Dass die Rekorde nur so purzeln würden, war abzusehen. Den Anfang machte der Cinebench, wo es der 965 auf 15 566 Punkte brachte und somit auf rund 3000 Punkte mehr als der bisherige Spitzenreiter QX9770, der ebenfalls von Intel stammt. Um zu sehen, wie weit sich Hyperthreading auswirkt, schalteten wir die Funktion im zweiten Durchlauf ab. Ohne die zusätzlichen vier virtuellen Kerne lag die Leistung bei 13 424 Punkten.

Das zeigt, wie auch die Leistung im Verhältnis zur Frequenz, wie sehr Intel die Auslastung der Kerne im Gegensatz zu P4-Zeiten optimiert hat. Im PCMark und bei dem Spiele-Benchmark Devil May Cry 4 stieg die Leistung ohne Hyperthreading sogar leicht an. Praktisch keinen Einfluss auf die Systemleistung hatte dagegen das Ersetzen der mitgelieferten, äußerst schnellen SSD-Platte (ebenfalls getestet in dieser Ausgabe) durch eine normale Festplatte.

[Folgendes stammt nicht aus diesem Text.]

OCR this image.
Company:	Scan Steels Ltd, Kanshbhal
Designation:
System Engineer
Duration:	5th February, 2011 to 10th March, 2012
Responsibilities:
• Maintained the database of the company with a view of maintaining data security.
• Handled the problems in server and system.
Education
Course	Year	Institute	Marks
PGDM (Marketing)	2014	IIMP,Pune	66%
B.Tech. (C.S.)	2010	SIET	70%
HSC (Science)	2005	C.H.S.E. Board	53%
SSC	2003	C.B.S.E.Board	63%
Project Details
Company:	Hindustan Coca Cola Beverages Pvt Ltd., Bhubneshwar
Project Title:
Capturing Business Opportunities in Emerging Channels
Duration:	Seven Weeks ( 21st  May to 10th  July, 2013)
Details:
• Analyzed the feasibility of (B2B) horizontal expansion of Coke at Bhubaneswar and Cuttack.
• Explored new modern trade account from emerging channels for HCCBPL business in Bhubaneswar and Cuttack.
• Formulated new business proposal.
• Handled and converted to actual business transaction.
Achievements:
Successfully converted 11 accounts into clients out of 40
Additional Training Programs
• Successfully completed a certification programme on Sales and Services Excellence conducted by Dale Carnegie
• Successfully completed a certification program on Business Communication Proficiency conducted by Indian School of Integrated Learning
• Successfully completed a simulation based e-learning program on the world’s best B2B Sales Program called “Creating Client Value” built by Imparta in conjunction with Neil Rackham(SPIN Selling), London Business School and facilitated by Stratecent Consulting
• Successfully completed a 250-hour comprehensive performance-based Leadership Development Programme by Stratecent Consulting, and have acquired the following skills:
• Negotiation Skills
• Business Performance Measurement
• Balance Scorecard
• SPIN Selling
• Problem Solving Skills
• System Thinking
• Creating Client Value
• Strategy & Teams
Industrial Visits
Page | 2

Ausreichende Leistungsreserven

Auch in den übrigen Benchmarks erreichte der 965 Spitzenwerte, wobei der Unterschied zu anderen CPUs nicht immer hoch ausfiel. So lag der Wert im 3DMark Vantage (Performance Einstellung) bei 11 485 Punkten. Dass das gleiche System mit dem doch deutlich langsameren 920 auf 11 258 Zähler kam, zeigt, dass hier die Grafikkarte am Ende ist. Die Radeon 4870, den derzeitigen Performance-Spitzenreiter, konnte der 965 zu immerhin 15.702 Punkten verhelfen. Und Devil May Cry zeigte sogar bei der 1680x1050er -Auflösung kontinuierliche 170 FPS an.

Das hat im wahrsten Sinne des Wortes seinen Preis: Erstens sind Grafikkarte und Prozessor in der Anschaffung echte Beutelschneider. Das lässt sich schon sagen, obwohl die Preise bislang noch nicht feststehen. Zweitens dürfte die Stromrechnung je nach Einsatzfreude merklich steigen. Der TDP ist für beide CPUs mit 130W angegeben und zumindest der stärkere dürfte auch in der Praxis in solche Bereiche vorstoßen.